Stéphane Schoukroun est français, juif et sépharade. Jana Klein est allemande et non-juive. De cette union improbable, naitra une fille. Pour résoudre la question des identités multiples et conflictuelles de leur fille lorsqu’elle a dix ans, ils ont imaginé une pièce de théâtre. Dans un décor minimaliste plastifié et avec des voix acérées, Stéphane Schoukroun et Jana Klein racontent leur histoire. Un parcours intime, empli de déchirures et de cassures, confronté à une histoire plus vaste : celle de la Shoah, du nazisme et de l’antisémitisme. Les artistes sont ramenés à des interrogations contemporaines : comment raconter un passé meurtri par des souvenirs difficiles ? Que dire et transmettre à son enfant de son identité ?
Dépasser l’Histoire avec un grand « H »
Le sujet de cette pièce possède tous les ingrédients d’un spectacle grave et torturé. Ce n’est pas le cas grâce aux comédiens qui s’en emparent avec humour, en s’amusant des stéréotypes et des préjugés. Un jeu particulier s’installe à l’intérieur du couple et en interaction avec le public. Stéphane Schoukroun et Jana Klein tentent ainsi de s’approprier l’histoire de « l’autre ». « D’une certaine manière, ça aurait pu être l’histoire d’un Auvergnat et d’une Bretonne », explique Jana Klein. « Il y aurait peut-être des dessous de la Grande Histoire qui seraient un peu moins virulents… Mais dans n’importe quel couple il y a toujours des moments où l’irruption de l’autre ou de l’altérité te fait peur ou t’émerveille. Et Notre Histoire, c’est cette histoire-là. Une histoire totalement personnelle, et qui en même temps peut toucher n’importe quel couple confronté aux affres de la mixité, à ce qui nous est étranger, au regard sur l’autre.
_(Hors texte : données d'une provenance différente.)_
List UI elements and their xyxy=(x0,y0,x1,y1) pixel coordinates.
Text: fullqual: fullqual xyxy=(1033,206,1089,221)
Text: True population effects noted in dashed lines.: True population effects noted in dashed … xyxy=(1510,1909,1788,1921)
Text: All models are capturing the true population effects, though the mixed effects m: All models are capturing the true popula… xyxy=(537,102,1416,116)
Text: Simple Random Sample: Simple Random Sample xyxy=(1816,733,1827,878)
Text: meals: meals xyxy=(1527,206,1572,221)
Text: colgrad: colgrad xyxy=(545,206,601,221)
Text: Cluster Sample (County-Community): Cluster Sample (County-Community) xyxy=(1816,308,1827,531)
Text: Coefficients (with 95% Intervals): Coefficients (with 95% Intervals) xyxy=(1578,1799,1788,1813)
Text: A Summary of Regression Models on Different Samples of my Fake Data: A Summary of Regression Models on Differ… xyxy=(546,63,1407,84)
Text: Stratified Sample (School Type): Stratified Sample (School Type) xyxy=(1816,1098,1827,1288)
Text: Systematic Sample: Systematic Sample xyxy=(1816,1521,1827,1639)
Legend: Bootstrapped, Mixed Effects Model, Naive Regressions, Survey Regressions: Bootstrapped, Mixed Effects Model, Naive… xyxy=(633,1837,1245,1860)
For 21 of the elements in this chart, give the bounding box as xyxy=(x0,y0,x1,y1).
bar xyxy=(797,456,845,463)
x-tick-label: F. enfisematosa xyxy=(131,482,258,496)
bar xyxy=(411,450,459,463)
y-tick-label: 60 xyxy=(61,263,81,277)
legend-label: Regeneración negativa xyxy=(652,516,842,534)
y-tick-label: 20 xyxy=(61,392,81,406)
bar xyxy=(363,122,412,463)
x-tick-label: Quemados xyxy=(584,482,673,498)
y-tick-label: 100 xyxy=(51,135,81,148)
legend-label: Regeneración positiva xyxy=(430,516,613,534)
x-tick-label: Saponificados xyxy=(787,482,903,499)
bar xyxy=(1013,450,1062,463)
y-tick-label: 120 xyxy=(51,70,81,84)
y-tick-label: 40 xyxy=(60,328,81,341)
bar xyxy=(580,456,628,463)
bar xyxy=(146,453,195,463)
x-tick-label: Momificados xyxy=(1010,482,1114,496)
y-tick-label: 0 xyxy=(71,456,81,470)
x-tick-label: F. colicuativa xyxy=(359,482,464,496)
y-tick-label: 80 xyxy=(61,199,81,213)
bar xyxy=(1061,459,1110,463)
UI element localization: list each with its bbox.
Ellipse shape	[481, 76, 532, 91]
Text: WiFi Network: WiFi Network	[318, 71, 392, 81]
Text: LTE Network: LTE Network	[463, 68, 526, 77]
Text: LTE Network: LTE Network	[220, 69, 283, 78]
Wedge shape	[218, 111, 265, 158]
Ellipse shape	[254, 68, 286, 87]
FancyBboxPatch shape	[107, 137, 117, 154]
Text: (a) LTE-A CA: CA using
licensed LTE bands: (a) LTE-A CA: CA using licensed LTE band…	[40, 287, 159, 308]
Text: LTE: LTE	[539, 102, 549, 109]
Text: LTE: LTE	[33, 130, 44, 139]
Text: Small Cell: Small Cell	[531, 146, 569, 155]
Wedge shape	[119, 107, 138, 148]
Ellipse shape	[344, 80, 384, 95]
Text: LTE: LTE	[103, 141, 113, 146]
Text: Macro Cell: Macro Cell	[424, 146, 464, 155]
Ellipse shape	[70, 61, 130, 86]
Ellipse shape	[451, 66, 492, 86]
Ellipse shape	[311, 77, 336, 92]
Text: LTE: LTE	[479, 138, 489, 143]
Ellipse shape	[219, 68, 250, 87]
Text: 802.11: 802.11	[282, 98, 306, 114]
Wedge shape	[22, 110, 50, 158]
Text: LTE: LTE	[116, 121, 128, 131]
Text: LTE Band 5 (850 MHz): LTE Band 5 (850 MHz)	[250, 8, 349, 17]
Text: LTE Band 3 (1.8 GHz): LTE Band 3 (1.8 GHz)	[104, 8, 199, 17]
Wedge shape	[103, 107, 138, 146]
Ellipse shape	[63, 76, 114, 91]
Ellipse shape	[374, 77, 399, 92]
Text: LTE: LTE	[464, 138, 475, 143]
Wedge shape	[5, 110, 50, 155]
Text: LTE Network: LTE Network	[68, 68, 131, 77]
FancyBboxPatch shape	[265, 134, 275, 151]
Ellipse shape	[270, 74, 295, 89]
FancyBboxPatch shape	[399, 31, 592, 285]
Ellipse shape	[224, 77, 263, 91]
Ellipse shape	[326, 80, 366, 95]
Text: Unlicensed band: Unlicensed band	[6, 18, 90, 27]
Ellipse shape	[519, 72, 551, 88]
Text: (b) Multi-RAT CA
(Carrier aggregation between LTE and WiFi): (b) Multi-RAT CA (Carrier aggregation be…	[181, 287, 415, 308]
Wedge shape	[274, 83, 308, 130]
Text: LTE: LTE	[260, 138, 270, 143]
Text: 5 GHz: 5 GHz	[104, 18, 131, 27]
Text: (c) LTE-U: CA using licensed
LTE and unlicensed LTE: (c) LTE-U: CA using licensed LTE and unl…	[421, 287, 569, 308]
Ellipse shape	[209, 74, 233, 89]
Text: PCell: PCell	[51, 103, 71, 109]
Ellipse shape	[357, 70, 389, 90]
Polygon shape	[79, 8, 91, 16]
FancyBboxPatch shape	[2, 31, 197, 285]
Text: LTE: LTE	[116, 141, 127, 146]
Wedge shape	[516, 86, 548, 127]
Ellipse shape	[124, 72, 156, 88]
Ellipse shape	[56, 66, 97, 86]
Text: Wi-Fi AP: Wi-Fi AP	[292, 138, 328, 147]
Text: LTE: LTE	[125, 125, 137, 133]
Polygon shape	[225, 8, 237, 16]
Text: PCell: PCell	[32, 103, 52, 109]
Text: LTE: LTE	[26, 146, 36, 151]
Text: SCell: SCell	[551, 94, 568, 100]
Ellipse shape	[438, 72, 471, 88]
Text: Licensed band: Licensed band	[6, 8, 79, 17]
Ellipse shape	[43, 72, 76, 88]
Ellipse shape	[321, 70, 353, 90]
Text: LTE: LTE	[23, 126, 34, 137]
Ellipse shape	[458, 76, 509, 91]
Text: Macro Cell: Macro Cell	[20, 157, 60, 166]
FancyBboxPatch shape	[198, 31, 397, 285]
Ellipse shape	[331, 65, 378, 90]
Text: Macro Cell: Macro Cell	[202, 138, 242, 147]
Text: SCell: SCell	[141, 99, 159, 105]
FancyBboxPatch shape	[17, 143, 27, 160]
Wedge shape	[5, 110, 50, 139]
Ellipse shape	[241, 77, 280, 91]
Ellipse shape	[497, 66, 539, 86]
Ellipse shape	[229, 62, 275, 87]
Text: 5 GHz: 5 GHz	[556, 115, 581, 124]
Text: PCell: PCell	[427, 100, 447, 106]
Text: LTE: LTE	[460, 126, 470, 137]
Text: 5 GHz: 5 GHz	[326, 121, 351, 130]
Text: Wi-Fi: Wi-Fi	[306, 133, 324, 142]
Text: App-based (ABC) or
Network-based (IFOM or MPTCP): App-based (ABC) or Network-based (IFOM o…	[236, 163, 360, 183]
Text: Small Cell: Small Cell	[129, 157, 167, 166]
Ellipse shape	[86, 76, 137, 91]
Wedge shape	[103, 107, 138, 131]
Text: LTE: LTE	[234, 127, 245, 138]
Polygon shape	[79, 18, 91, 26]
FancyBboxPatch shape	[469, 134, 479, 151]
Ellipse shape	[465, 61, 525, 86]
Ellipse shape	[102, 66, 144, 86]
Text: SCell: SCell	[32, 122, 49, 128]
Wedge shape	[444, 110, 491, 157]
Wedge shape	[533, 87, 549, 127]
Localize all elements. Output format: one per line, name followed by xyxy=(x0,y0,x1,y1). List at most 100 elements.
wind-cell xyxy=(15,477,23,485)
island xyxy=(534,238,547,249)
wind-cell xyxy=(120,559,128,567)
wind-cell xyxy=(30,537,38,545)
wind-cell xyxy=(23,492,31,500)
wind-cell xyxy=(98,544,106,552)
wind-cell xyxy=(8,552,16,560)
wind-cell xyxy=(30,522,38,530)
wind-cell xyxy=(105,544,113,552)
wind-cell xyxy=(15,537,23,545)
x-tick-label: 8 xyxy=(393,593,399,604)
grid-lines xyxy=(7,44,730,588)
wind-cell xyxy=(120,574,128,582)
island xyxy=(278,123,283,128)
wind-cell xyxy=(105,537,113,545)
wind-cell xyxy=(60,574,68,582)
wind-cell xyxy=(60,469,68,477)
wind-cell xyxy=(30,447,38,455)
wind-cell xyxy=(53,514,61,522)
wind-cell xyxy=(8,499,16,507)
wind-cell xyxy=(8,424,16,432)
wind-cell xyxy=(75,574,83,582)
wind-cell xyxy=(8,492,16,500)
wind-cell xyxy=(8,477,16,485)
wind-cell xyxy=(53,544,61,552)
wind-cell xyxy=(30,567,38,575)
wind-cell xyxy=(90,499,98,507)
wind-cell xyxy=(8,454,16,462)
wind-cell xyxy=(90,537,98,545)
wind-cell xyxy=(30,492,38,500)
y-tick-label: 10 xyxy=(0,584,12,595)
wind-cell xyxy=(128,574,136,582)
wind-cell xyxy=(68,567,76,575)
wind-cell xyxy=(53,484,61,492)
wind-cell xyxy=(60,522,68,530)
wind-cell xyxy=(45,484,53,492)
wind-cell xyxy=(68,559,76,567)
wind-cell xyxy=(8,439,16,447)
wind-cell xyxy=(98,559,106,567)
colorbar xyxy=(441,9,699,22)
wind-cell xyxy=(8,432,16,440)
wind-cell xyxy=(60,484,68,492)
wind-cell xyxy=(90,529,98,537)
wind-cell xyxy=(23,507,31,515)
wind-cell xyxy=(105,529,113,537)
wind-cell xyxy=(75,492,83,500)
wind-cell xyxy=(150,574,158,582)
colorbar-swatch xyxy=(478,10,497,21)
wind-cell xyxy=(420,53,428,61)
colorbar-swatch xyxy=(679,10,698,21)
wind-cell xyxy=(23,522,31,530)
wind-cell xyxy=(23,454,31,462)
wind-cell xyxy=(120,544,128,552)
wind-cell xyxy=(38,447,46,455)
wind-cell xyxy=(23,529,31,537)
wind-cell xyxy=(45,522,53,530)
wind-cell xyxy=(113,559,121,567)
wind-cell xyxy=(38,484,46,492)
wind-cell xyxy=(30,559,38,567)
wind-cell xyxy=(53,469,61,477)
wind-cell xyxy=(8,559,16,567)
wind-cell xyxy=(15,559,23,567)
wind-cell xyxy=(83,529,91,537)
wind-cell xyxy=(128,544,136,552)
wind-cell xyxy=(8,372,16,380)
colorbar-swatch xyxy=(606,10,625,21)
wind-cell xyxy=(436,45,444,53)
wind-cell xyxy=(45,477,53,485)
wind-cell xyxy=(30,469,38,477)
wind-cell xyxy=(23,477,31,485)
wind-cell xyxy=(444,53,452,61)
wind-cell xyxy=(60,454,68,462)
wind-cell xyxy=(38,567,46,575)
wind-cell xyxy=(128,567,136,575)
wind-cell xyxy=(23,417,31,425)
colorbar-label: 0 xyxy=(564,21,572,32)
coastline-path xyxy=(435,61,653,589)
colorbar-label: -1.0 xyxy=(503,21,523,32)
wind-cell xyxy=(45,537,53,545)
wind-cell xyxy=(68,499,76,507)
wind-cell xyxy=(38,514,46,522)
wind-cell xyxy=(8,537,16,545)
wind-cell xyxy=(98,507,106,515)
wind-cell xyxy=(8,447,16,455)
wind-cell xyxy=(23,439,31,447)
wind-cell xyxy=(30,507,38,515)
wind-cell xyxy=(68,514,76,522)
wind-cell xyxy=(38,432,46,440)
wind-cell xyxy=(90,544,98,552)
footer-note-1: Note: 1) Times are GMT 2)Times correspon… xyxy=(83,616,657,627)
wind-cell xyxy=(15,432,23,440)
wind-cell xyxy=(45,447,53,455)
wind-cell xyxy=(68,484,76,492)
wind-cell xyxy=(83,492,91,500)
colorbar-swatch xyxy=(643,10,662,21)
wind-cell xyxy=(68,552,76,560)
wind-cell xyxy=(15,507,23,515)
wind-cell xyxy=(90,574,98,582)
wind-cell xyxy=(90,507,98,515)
Comment tu dépasses l’histoire avec un grand H, ensemble. Comment tu réinventes. Et comment l’enfant t’aide à te réinventer. Parce que l’enfant te demande d’où tu viens, et ce qui te constitue ».
Dans ce road-movie express, Stéphane et Jana mènent une enquête identitaire fragmentaire, de la banlieue parisienne à la Rhénanie, du quartier juif de Prague aux palmiers de Juan-les-Pins. Ils interrogent les parents de Stéphane sur leur rapport à la judaïté et leur désir de transmission. Ils visitent leurs morts : Ils recueillent le témoignage imaginaire du grand-père paternel de Jana, soldat dans la Wehrmacht et convoquent les grandes figures du cinéma allemand. La mère de Jana lui révèle l’histoire de son père tchèque résistant, interné à Dachau. Ensemble, ils font ressurgir les monstres de l’Histoire. Tour à tour, ils confient leur trouble et leur étonnement permanents face à l’être aimé et sa capacité à faire un pas de côté. Ils tentent de saisir ce qu’ils pourront bien transmettre à la génération future de leurs identités mouvantes et de la possibilité de construire une histoire commune.